Earlier this offseason, former 95.7 The Game radio personality John Middlekauf referred to Oakland Raiders wide receiver Amari Cooper as a low key diva. While I completely disagree with the idea that Cooper is a diva, as I continue to try and figure out why he falls off late in the year, this tweet keeps popping into my head.

What if, Cooper isn’t a diva but suffers from a diva trait? What if Cooper has a hard time staying focused in games when he is not heavily involved in the game plan?

He doesn’t complain or throw fits so he’s not a diva even if that is true. Whether it’s maturity or just getting used to a situation where he isn’t the entire focus like he was at Alabama, it’s not like the problem with Cooper is ego.

But nonetheless, the problem could stem from a trait common among diva receivers: the need to have the ball a lot.

In each of his two years in the NFL, Amari Cooper has faded late in the year. In 2015, one could assume it was the rookie wall. But after a repeat in 2016, one has to wonder if there is more to it than that. I mean, it’s not like Cooper is in bad shape.

If you look at his stats, in both 2015 and 2016, Cooper saw a big drop off in targets during the second half of the season:

2015 First 8 Games: 72 targets

2015 Second 8 Games: 58 targets

2016 First 8 Games: 80 targets

2016 Second 8 Games: 52 targets

The problem is, analyzing these stats can be rather difficult thanks to the chicken/egg quandary.

Greg Papa, the play by play guy for the Raiders and co-host of the noon talk show on 95.7 The Game has said on his show that he’s seen what appears to be a lack of effort and poor route running from Cooper late in the season. The question is, does Cooper see less targets because his routes become worse as the year goes on? Or do his routes become worse because he gets less targets as the year goes on?

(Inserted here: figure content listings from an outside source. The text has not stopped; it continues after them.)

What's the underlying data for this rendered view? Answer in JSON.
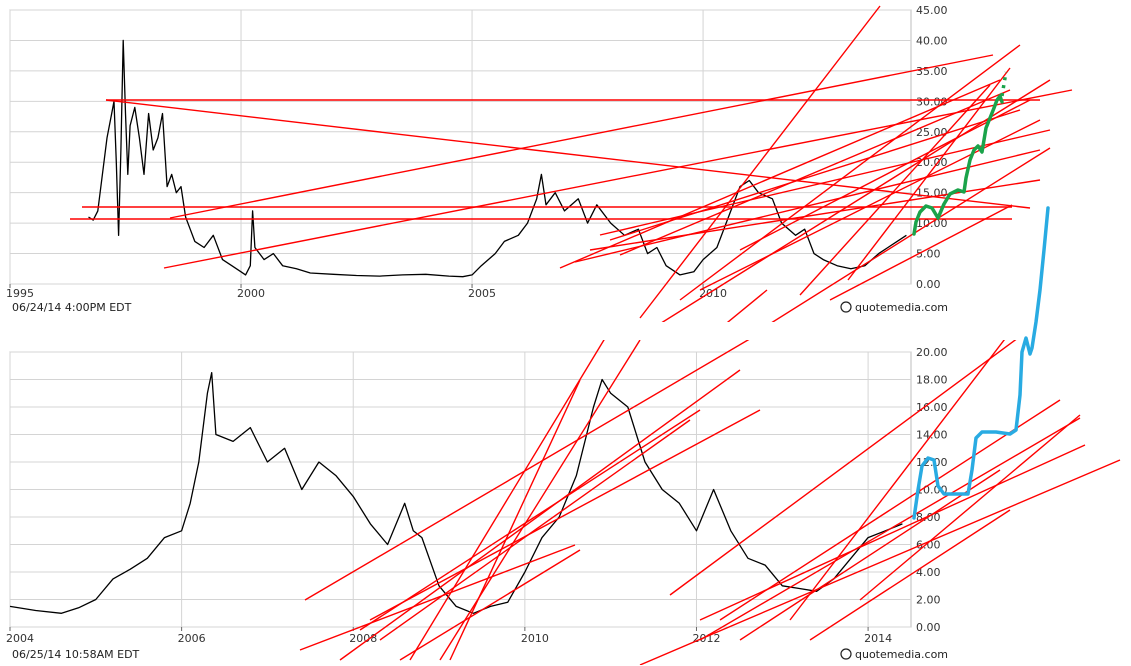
{
  "charts": [
    {
      "timestamp": "06/24/14 4:00PM EDT",
      "brand": "quotemedia.com",
      "chart_data": {
        "type": "line",
        "title": "",
        "xlabel": "",
        "ylabel": "",
        "xlim": [
          1995,
          2014.5
        ],
        "ylim": [
          0,
          45
        ],
        "x_ticks": [
          "1995",
          "2000",
          "2005",
          "2010"
        ],
        "x_tick_values": [
          1995,
          2000,
          2005,
          2010
        ],
        "y_ticks": [
          "0.00",
          "5.00",
          "10.00",
          "15.00",
          "20.00",
          "25.00",
          "30.00",
          "35.00",
          "40.00",
          "45.00"
        ],
        "y_tick_values": [
          0,
          5,
          10,
          15,
          20,
          25,
          30,
          35,
          40,
          45
        ],
        "grid": true,
        "series": [
          {
            "values": [
              [
                1996.7,
                11
              ],
              [
                1996.8,
                10.5
              ],
              [
                1996.9,
                12
              ],
              [
                1997.0,
                18
              ],
              [
                1997.1,
                24
              ],
              [
                1997.2,
                28
              ],
              [
                1997.25,
                30
              ],
              [
                1997.3,
                20
              ],
              [
                1997.35,
                8
              ],
              [
                1997.4,
                22
              ],
              [
                1997.45,
                40
              ],
              [
                1997.5,
                28
              ],
              [
                1997.55,
                18
              ],
              [
                1997.6,
                26
              ],
              [
                1997.7,
                29
              ],
              [
                1997.8,
                24
              ],
              [
                1997.9,
                18
              ],
              [
                1998.0,
                28
              ],
              [
                1998.1,
                22
              ],
              [
                1998.2,
                24
              ],
              [
                1998.3,
                28
              ],
              [
                1998.4,
                16
              ],
              [
                1998.5,
                18
              ],
              [
                1998.6,
                15
              ],
              [
                1998.7,
                16
              ],
              [
                1998.8,
                11
              ],
              [
                1998.9,
                9
              ],
              [
                1999.0,
                7
              ],
              [
                1999.2,
                6
              ],
              [
                1999.4,
                8
              ],
              [
                1999.6,
                4
              ],
              [
                1999.8,
                3
              ],
              [
                2000.0,
                2
              ],
              [
                2000.1,
                1.5
              ],
              [
                2000.2,
                3
              ],
              [
                2000.25,
                12
              ],
              [
                2000.3,
                6
              ],
              [
                2000.5,
                4
              ],
              [
                2000.7,
                5
              ],
              [
                2000.9,
                3
              ],
              [
                2001.2,
                2.5
              ],
              [
                2001.5,
                1.8
              ],
              [
                2002.0,
                1.6
              ],
              [
                2002.5,
                1.4
              ],
              [
                2003.0,
                1.3
              ],
              [
                2003.5,
                1.5
              ],
              [
                2004.0,
                1.6
              ],
              [
                2004.5,
                1.3
              ],
              [
                2004.8,
                1.2
              ],
              [
                2005.0,
                1.5
              ],
              [
                2005.2,
                3
              ],
              [
                2005.5,
                5
              ],
              [
                2005.7,
                7
              ],
              [
                2006.0,
                8
              ],
              [
                2006.2,
                10
              ],
              [
                2006.4,
                14
              ],
              [
                2006.5,
                18
              ],
              [
                2006.6,
                13
              ],
              [
                2006.8,
                15
              ],
              [
                2007.0,
                12
              ],
              [
                2007.3,
                14
              ],
              [
                2007.5,
                10
              ],
              [
                2007.7,
                13
              ],
              [
                2008.0,
                10
              ],
              [
                2008.3,
                8
              ],
              [
                2008.6,
                9
              ],
              [
                2008.8,
                5
              ],
              [
                2009.0,
                6
              ],
              [
                2009.2,
                3
              ],
              [
                2009.5,
                1.5
              ],
              [
                2009.8,
                2
              ],
              [
                2010.0,
                4
              ],
              [
                2010.3,
                6
              ],
              [
                2010.6,
                12
              ],
              [
                2010.8,
                16
              ],
              [
                2011.0,
                17
              ],
              [
                2011.2,
                15
              ],
              [
                2011.5,
                14
              ],
              [
                2011.7,
                10
              ],
              [
                2012.0,
                8
              ],
              [
                2012.2,
                9
              ],
              [
                2012.4,
                5
              ],
              [
                2012.6,
                4
              ],
              [
                2012.9,
                3
              ],
              [
                2013.2,
                2.5
              ],
              [
                2013.5,
                3
              ],
              [
                2013.8,
                5
              ],
              [
                2014.0,
                6
              ],
              [
                2014.2,
                7
              ],
              [
                2014.4,
                8
              ]
            ]
          }
        ],
        "annotations": "hand-drawn red trend lines and a green projected path"
      }
    },
    {
      "timestamp": "06/25/14 10:58AM EDT",
      "brand": "quotemedia.com",
      "chart_data": {
        "type": "line",
        "title": "",
        "xlabel": "",
        "ylabel": "",
        "xlim": [
          2004,
          2014.5
        ],
        "ylim": [
          0,
          20
        ],
        "x_ticks": [
          "2004",
          "2006",
          "2008",
          "2010",
          "2012",
          "2014"
        ],
        "x_tick_values": [
          2004,
          2006,
          2008,
          2010,
          2012,
          2014
        ],
        "y_ticks": [
          "0.00",
          "2.00",
          "4.00",
          "6.00",
          "8.00",
          "10.00",
          "12.00",
          "14.00",
          "16.00",
          "18.00",
          "20.00"
        ],
        "y_tick_values": [
          0,
          2,
          4,
          6,
          8,
          10,
          12,
          14,
          16,
          18,
          20
        ],
        "grid": true,
        "series": [
          {
            "values": [
              [
                2004.0,
                1.5
              ],
              [
                2004.3,
                1.2
              ],
              [
                2004.6,
                1.0
              ],
              [
                2004.8,
                1.4
              ],
              [
                2005.0,
                2.0
              ],
              [
                2005.2,
                3.5
              ],
              [
                2005.4,
                4.2
              ],
              [
                2005.6,
                5.0
              ],
              [
                2005.8,
                6.5
              ],
              [
                2006.0,
                7.0
              ],
              [
                2006.1,
                9.0
              ],
              [
                2006.2,
                12.0
              ],
              [
                2006.3,
                17.0
              ],
              [
                2006.35,
                18.5
              ],
              [
                2006.4,
                14.0
              ],
              [
                2006.6,
                13.5
              ],
              [
                2006.8,
                14.5
              ],
              [
                2007.0,
                12.0
              ],
              [
                2007.2,
                13.0
              ],
              [
                2007.4,
                10.0
              ],
              [
                2007.6,
                12.0
              ],
              [
                2007.8,
                11.0
              ],
              [
                2008.0,
                9.5
              ],
              [
                2008.2,
                7.5
              ],
              [
                2008.4,
                6.0
              ],
              [
                2008.6,
                9.0
              ],
              [
                2008.7,
                7.0
              ],
              [
                2008.8,
                6.5
              ],
              [
                2009.0,
                3.0
              ],
              [
                2009.2,
                1.5
              ],
              [
                2009.4,
                1.0
              ],
              [
                2009.6,
                1.5
              ],
              [
                2009.8,
                1.8
              ],
              [
                2010.0,
                4.0
              ],
              [
                2010.2,
                6.5
              ],
              [
                2010.4,
                8.0
              ],
              [
                2010.6,
                11.0
              ],
              [
                2010.8,
                16.0
              ],
              [
                2010.9,
                18.0
              ],
              [
                2011.0,
                17.0
              ],
              [
                2011.2,
                16.0
              ],
              [
                2011.4,
                12.0
              ],
              [
                2011.6,
                10.0
              ],
              [
                2011.8,
                9.0
              ],
              [
                2012.0,
                7.0
              ],
              [
                2012.2,
                10.0
              ],
              [
                2012.4,
                7.0
              ],
              [
                2012.6,
                5.0
              ],
              [
                2012.8,
                4.5
              ],
              [
                2013.0,
                3.0
              ],
              [
                2013.2,
                2.8
              ],
              [
                2013.4,
                2.6
              ],
              [
                2013.6,
                3.5
              ],
              [
                2013.8,
                5.0
              ],
              [
                2014.0,
                6.5
              ],
              [
                2014.2,
                7.0
              ],
              [
                2014.4,
                7.5
              ]
            ]
          }
        ],
        "annotations": "hand-drawn red trend lines and a blue projected path"
      }
    }
  ],
  "colors": {
    "background": "#ffffff",
    "plot_bg": "#ffffff",
    "grid": "#d4d4d4",
    "frame": "#bdbdbd",
    "price": "#000000",
    "trend": "#ff0000",
    "projection_top": "#1aa34a",
    "projection_bottom": "#29abe2"
  }
}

It’s not easy to tell what the issue is or if the issue is even related to targets but looking at the targets Cooper gets in the first eight games vs. the second eight games of the past two seasons one thing comes to mind: The Raiders should really do their best to target Cooper a lot. Regardless of the reason for fewer targets later in the season, targeting their best wideout more often should only help Oakland.